Stock Markets April 28, 2026 06:33 AM

EssilorLuxottica CEO Predicts Share Rebound as Firm Awaits Medtech Shift

Francesco Milleri says company will recover after over 40% slide from November peak, citing tariffs, currency moves, conflicts and wearable competition

By Maya Rios META
EssilorLuxottica CEO Predicts Share Rebound as Firm Awaits Medtech Shift
META

EssilorLuxottica Chief Executive Francesco Milleri told shareholders that the group’s stock will recover lost ground after a decline of more than 40% from its November record high. Speaking at the annual general meeting, Milleri listed U.S. tariffs, a weaker dollar, the spread of military conflicts, competition in smart eyewear and the company’s pivot into medtech as factors that have pressured the share price. He maintained that the medtech transformation will underpin a recovery once it is completed and dismissed claims that rival product announcements have translated into real market competition so far.

Key Points

  • EssilorLuxottica shares have fallen more than 40% from a November record high; CEO Francesco Milleri expects the stock to recover.
  • Milleri cited U.S. tariffs, dollar weakness, spreading military conflicts, competition in smart eyeglasses and the company’s push into medtech as factors pressuring the share price - affecting consumer goods, wearable technology and medtech sectors.
  • The company has partnered with Meta Platforms since 2019 to produce successive generations of Ray-Ban-branded smart glasses that integrate cameras, audio and AI; Milleri said competing firms have announced products but have not launched real market competitors yet.

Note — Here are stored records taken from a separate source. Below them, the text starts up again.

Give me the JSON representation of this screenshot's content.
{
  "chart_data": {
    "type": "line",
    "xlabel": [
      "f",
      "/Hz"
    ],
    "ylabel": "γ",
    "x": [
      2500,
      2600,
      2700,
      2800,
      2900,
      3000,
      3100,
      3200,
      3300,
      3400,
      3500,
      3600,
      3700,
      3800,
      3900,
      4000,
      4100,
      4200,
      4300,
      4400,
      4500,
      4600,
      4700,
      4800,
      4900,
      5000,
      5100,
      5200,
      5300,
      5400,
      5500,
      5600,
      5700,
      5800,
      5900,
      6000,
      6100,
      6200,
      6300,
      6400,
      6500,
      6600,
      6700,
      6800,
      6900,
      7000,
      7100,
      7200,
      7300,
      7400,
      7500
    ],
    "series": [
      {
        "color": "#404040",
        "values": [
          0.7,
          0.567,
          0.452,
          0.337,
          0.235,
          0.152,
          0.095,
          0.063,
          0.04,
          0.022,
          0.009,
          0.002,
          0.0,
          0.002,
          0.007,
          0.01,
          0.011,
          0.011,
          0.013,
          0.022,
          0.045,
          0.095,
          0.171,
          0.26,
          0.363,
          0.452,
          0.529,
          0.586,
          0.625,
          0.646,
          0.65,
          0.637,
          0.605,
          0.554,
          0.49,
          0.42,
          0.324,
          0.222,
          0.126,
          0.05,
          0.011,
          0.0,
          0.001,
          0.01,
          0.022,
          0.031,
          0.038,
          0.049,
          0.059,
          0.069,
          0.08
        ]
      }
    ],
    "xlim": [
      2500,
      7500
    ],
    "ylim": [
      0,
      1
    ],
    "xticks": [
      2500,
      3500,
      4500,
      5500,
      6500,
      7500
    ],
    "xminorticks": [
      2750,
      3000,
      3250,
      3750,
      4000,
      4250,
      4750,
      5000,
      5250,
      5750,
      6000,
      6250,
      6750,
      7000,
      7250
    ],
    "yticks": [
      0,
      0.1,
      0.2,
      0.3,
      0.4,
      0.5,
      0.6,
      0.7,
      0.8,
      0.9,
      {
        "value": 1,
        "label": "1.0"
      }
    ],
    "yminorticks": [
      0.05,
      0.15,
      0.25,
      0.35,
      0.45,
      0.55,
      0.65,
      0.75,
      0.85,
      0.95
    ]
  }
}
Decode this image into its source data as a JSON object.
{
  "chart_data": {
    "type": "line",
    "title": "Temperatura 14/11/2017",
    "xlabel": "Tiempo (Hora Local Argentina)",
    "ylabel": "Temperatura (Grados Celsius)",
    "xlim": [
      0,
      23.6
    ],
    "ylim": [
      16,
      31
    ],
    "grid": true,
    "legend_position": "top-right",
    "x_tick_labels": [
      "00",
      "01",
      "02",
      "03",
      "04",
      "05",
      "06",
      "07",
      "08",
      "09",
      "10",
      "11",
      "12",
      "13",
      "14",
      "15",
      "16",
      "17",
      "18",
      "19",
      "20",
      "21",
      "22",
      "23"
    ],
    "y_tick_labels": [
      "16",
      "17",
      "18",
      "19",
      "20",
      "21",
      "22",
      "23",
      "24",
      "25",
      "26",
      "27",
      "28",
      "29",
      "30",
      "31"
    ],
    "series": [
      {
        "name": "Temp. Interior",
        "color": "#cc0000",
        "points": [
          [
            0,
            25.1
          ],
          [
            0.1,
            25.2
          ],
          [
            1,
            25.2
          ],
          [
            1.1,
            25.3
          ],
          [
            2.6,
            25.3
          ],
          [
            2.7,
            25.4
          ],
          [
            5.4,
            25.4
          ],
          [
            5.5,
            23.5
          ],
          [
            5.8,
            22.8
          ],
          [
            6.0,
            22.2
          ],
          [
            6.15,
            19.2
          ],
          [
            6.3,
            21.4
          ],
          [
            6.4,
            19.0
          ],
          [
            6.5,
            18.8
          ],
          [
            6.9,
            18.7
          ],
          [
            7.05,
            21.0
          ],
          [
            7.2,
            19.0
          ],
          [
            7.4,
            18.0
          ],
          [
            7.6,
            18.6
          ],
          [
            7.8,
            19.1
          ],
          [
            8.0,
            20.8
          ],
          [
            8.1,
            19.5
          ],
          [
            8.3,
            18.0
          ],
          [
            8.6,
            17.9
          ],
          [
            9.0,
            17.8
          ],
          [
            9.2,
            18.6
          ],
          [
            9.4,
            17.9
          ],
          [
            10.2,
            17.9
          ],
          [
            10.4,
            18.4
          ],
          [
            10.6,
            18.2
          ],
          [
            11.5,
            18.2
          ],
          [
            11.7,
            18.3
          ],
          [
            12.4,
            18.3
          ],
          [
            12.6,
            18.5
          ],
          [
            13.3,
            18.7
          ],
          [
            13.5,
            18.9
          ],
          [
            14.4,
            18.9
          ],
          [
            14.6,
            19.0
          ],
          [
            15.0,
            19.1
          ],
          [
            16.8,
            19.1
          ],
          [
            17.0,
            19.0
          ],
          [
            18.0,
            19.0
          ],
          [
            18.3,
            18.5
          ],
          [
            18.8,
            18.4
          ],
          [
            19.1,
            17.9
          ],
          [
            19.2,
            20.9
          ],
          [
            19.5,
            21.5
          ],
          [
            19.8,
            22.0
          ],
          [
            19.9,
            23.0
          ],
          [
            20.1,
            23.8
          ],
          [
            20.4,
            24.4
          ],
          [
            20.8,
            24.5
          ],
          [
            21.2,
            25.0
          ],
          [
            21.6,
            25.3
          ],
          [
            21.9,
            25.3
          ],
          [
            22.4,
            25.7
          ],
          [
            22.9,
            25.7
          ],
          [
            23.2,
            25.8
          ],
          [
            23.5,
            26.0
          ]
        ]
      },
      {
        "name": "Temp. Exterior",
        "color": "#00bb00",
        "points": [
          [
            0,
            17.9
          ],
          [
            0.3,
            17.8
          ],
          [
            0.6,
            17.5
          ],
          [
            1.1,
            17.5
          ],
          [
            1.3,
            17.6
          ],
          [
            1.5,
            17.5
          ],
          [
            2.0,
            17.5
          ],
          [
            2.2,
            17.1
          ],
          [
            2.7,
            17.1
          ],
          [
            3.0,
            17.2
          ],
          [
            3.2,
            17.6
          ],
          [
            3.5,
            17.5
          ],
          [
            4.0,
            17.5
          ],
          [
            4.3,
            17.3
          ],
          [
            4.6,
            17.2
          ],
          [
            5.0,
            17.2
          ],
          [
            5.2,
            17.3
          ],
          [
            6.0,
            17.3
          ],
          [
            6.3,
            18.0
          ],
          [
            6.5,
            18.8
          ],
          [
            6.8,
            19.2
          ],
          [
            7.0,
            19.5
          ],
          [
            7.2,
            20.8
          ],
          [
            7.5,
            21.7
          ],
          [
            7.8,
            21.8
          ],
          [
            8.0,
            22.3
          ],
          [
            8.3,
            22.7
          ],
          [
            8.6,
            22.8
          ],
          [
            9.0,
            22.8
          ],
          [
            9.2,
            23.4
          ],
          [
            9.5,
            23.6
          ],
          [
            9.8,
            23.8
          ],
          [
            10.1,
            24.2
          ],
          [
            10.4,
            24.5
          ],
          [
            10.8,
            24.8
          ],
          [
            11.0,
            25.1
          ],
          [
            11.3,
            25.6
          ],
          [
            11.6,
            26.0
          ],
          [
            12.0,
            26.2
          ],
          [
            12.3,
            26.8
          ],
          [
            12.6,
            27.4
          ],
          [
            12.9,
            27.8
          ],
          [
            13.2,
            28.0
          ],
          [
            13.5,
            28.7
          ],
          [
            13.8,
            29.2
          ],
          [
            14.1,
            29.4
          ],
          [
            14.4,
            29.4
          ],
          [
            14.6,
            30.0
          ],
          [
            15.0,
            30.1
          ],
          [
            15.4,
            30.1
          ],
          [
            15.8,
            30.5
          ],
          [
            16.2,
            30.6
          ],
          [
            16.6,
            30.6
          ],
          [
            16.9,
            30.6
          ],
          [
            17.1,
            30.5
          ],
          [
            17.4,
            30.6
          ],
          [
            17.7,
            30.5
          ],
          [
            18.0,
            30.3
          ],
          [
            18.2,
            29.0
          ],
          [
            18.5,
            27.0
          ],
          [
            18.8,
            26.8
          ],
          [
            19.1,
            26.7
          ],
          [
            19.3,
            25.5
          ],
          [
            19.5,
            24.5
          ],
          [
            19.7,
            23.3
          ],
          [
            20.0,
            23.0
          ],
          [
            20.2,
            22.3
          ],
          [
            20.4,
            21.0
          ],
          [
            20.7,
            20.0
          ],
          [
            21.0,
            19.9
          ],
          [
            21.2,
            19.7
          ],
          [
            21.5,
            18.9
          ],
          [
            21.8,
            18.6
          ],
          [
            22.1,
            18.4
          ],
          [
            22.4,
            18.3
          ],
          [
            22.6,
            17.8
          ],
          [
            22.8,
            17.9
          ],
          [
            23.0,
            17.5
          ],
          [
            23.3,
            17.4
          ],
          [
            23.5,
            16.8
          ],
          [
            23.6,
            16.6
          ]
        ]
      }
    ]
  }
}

EssilorLuxottica Chief Executive Francesco Milleri told attendees at the company’s annual general meeting that the Franco-Italian eyewear group’s share price will regain the value lost since a November peak, when the stock reached a record high. The shares have fallen by more than 40% from that high, Milleri said.

At the meeting, Milleri pointed to a series of external and strategic factors that have weighed on the stock. He cited U.S. tariffs, weakness in the dollar, the widening of military conflicts and intensifying competition in the smart eyeglasses category. The CEO also identified the company’s strategic move into medtech as an element that, while central to the firm’s long-term plan, has contributed to near-term pressure on the share price.

On the limits of EssilorLuxottica’s traditional market positioning, Milleri said:

"We were too big to remain framed in this small market,"

He framed the push into medtech as a deliberate repositioning beyond the conventional spectacle frames and lenses business and said that the medtech transformation will be a key support for the stock once that transition is complete.

Milleri referred back to the November market enthusiasm that pushed the shares to their record. That rally was driven in part by investor interest in the company’s AI-enabled Ray-Ban Meta (NASDAQ:META) smart glasses. Since that peak, investor sentiment has shifted as market participants have raised concerns that emerging competition in the smart eyewear segment could erode EssilorLuxottica’s first-mover advantages.

On those competitive worries, Milleri struck a cautious tone. He said that while several large firms have made product announcements that created noise in the market, EssilorLuxottica has not observed actual rival products available to consumers that directly challenge its offerings. In his words:

"a few big players have made product announcements generating buzz, but we haven’t seen any real competing products on the market so far."

The CEO also reiterated the history of the company’s collaboration with Meta Platforms, noting that the two firms have worked together since 2019 to develop successive generations of Ray-Ban-branded smart glasses. Those devices incorporate cameras, audio and artificial intelligence capabilities as part of their feature set.

Summing up the company’s stance on restoring shareholder value, Milleri said the group is pushing to reclaim the market position it believes it deserves but cautioned that the process will take time. He said:

"We are really pushing to go back to the position that we deserve, but at the same time, it will take some time to achieve that,"

The remarks provide a direct assessment from the chief executive of the forces that have weighed on EssilorLuxottica’s shares and an explicit link between the firm’s strategic pivot and its expectation for future share-price recovery.

Risks

  • Geopolitical and macroeconomic pressures: U.S. tariffs, a weak dollar and the spread of military conflicts can continue to affect profitability and investor sentiment - impacting multinational consumer goods and retail sectors.
  • Competitive risk in wearables: Growing announcements from large firms in smart eyeglasses could compress margins or reduce market share if those announcements become actual competing products - relevant for wearable technology and consumer electronics markets.
  • Strategic transformation timing: The move into medtech is being cited as weighing on the stock while it is underway; delays or slower-than-expected benefits from the medtech transition could prolong share-price weakness - affecting investor expectations in medtech and healthcare-adjacent businesses.